Lo dijo en voz alta. El extraño ser enrolló sus miembros en torno a su cuerpo, adoptando la misma postura de cuando lo vio Diane. Esta recogió su libreta y empezó a marcharse del claro.

«Vuelve…»

El tentáculo de pensamiento rozó levemente su mente y calló.

Diane volvió al claro de la colina el sábado siguiente, con el cerebro convertido en un cúmulo de furor y tristeza. Trepó colina arriba con excesiva rapidez y resbaló un par de veces, lastimándose la rodilla.

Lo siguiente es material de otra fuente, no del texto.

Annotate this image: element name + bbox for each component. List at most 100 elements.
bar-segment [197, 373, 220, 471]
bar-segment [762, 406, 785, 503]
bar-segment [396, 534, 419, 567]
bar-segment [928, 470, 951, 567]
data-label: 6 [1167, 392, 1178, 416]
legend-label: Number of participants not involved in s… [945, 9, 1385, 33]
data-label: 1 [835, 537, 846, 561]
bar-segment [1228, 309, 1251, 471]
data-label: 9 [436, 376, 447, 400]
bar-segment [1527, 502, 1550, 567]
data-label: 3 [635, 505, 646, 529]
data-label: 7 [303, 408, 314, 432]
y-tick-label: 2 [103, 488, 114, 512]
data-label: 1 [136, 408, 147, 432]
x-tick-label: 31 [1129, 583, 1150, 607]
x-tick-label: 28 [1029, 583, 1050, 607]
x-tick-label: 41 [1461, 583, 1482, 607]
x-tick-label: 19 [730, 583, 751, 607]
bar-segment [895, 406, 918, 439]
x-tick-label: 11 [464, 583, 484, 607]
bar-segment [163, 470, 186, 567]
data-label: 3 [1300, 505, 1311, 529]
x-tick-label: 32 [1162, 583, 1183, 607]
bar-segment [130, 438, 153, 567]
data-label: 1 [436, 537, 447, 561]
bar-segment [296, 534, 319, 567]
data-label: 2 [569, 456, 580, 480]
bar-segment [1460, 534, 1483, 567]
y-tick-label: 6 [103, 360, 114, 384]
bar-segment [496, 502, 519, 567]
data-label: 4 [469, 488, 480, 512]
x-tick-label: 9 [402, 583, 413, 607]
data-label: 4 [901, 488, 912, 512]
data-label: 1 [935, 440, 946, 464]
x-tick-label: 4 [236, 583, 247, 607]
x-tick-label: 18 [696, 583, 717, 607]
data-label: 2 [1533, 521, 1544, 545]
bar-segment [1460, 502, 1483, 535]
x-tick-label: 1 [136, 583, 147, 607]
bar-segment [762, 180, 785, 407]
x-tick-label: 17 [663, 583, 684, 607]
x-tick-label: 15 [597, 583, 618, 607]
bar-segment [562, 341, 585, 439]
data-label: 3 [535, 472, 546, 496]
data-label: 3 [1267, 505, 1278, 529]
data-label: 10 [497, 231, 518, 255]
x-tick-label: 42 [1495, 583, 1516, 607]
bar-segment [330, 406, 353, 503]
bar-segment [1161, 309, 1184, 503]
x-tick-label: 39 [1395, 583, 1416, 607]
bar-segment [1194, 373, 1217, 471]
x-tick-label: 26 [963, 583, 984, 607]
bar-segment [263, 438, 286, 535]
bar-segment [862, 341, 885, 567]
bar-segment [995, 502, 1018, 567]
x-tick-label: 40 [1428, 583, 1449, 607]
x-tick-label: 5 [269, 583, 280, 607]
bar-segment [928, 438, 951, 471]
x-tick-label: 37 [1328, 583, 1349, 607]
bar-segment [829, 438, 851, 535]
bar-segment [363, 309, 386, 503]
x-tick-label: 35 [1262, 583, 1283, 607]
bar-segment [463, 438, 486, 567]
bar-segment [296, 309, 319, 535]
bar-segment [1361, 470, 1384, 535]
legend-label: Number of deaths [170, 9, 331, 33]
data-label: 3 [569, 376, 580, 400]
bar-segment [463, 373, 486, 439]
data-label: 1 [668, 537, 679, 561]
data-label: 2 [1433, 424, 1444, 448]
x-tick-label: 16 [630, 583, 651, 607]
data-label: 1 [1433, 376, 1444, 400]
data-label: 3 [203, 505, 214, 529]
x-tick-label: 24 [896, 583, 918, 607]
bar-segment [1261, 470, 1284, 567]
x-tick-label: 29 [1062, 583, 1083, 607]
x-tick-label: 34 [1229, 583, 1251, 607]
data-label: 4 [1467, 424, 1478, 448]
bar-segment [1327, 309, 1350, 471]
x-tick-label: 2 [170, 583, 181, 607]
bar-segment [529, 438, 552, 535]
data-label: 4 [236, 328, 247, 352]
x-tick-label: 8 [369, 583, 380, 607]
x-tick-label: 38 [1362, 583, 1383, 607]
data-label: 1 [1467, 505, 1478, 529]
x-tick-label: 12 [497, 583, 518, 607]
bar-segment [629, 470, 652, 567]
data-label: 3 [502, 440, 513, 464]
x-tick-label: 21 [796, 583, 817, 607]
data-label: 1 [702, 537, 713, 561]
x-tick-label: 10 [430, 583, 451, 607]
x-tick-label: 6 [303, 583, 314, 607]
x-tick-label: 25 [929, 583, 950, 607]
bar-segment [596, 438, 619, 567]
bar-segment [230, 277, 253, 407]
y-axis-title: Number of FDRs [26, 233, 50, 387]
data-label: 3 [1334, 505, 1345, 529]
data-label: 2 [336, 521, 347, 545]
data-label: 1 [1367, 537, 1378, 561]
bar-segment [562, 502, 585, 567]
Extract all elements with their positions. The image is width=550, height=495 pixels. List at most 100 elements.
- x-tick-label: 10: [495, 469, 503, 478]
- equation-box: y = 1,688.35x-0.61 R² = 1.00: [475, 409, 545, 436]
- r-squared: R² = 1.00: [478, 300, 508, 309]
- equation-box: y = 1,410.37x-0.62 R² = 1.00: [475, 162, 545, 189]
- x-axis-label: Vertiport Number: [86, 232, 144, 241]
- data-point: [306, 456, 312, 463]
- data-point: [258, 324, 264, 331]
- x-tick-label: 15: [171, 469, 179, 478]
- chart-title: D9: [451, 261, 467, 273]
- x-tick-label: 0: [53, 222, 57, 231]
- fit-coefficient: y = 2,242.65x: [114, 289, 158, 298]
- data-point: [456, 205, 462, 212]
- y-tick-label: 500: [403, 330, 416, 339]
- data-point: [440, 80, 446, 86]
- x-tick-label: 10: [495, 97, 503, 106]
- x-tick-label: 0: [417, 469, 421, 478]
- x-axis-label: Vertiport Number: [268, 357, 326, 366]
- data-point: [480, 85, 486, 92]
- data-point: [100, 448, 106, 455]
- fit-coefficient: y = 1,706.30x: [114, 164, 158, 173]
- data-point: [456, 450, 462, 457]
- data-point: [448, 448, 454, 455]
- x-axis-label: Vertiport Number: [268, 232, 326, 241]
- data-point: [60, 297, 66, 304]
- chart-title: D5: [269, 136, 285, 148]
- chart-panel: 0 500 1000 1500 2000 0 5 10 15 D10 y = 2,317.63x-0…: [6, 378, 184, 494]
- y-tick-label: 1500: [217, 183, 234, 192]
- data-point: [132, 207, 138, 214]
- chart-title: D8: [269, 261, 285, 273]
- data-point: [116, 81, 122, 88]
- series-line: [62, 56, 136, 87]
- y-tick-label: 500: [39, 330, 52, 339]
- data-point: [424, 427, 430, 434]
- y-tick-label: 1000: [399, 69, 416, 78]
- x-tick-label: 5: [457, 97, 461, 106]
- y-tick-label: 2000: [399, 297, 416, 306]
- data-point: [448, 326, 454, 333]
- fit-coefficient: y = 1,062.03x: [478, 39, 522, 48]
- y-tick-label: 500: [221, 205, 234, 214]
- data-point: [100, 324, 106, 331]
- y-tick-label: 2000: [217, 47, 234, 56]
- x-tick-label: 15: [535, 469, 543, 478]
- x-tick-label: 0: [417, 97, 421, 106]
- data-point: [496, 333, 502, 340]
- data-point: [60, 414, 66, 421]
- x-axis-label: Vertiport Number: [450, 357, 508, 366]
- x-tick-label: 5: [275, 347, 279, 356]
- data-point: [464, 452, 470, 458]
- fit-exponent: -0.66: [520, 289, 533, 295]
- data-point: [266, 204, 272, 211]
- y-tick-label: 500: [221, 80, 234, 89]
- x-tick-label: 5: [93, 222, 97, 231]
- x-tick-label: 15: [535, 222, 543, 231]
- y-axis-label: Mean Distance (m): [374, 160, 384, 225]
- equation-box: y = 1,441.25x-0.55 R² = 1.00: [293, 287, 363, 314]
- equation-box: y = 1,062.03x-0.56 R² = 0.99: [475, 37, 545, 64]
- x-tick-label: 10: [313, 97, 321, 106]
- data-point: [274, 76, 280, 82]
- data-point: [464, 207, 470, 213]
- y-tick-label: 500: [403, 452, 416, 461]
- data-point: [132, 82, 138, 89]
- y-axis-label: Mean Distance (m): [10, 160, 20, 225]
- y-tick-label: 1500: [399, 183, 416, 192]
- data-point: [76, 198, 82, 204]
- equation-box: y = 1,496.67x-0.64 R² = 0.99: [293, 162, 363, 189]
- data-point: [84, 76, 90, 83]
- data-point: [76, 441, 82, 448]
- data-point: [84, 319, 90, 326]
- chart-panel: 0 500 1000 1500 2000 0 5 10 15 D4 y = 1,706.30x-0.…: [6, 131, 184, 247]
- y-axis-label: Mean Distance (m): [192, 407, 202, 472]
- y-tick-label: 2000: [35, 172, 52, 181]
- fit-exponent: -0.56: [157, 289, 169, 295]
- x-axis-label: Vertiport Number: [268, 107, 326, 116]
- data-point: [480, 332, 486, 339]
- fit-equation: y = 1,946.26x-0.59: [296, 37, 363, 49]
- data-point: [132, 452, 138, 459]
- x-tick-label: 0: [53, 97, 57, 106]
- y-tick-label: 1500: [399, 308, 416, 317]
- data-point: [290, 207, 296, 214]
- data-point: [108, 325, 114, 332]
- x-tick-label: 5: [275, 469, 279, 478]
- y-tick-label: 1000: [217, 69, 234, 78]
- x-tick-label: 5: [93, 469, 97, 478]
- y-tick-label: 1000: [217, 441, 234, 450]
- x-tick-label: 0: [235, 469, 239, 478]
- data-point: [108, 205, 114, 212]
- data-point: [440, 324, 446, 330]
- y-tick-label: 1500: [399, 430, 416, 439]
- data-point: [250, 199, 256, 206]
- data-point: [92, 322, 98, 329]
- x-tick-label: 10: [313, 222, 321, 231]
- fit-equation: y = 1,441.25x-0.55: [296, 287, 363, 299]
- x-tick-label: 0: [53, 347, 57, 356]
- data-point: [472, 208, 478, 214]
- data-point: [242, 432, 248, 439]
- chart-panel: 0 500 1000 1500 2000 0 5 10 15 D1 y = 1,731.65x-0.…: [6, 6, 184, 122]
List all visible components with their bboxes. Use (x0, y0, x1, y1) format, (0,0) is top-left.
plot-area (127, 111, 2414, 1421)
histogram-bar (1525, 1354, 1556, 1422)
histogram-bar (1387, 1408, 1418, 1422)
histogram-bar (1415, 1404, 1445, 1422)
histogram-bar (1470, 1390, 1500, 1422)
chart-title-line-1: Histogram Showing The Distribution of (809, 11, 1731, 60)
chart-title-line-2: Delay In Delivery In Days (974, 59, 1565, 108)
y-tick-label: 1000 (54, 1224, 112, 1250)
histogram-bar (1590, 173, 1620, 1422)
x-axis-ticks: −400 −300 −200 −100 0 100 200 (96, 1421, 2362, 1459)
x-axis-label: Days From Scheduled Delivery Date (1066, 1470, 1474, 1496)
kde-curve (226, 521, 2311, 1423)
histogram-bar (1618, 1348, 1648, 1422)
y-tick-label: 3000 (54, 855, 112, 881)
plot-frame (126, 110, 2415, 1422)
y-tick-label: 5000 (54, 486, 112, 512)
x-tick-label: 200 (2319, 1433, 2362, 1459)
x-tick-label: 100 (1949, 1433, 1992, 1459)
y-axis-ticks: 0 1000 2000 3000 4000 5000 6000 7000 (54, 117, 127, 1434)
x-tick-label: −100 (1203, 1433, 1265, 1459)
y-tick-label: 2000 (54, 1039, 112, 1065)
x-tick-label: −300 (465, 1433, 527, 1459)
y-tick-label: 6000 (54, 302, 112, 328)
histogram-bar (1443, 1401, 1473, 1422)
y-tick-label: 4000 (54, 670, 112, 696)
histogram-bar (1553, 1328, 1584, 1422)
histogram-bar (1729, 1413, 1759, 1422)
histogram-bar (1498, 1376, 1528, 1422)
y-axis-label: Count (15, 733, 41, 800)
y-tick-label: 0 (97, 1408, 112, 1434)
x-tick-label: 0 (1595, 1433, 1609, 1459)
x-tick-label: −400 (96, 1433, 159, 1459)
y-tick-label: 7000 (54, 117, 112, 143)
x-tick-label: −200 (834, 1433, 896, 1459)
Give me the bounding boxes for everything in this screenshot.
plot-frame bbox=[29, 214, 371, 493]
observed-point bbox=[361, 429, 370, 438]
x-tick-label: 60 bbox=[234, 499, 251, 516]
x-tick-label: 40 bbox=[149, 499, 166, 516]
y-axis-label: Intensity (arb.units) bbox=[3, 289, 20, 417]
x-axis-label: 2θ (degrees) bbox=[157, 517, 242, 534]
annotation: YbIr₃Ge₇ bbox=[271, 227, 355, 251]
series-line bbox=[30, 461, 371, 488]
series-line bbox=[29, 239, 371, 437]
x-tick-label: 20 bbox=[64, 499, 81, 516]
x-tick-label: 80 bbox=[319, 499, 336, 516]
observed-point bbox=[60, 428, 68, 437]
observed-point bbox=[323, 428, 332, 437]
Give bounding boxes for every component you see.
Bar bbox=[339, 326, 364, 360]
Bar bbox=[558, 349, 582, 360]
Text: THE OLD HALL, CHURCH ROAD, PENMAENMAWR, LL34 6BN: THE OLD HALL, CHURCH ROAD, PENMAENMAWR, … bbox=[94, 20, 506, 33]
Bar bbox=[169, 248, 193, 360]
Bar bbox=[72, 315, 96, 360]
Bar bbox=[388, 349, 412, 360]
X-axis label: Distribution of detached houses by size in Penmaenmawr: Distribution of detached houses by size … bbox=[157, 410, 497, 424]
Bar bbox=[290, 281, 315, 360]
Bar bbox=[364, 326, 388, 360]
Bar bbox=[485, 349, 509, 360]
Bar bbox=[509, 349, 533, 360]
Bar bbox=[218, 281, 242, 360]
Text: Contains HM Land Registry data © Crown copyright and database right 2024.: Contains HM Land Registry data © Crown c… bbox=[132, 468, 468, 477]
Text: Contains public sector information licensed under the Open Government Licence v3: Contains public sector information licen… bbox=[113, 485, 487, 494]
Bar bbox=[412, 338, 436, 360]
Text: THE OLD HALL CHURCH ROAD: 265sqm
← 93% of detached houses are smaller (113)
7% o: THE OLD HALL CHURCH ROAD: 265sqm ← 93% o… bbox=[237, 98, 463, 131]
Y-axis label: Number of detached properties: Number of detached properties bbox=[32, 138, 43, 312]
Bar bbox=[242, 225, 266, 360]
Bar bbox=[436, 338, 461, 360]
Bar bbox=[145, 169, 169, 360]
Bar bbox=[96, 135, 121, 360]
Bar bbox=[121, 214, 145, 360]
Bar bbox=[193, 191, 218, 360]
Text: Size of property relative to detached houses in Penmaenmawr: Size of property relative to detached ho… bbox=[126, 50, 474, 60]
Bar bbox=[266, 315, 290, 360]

«Molestándome, trastornándome constantemente —le gritaba con su mente al extraño ser—, mis padres, todo el mundo.»

Una idea estaba fija en su cerebro, y Diane la reconoció con suma dificultad como la amable risa del ser. La atrapó delicadamente, y al final su propia mente también sonrió.

«¿Has visto a muchos de nosotros?», preguntó al ser silenciosamente. La joven vio el claro, pero junto a ella se hallaba un hombre cubierto de pieles, con una piedra manchada de sangre en su puño.

«Uno, un asesino de una tribu.»

El obscuro y colérico hombre desapareció, y Diane vio a tres niños indios danzando por el claro bajo el cielo de verano.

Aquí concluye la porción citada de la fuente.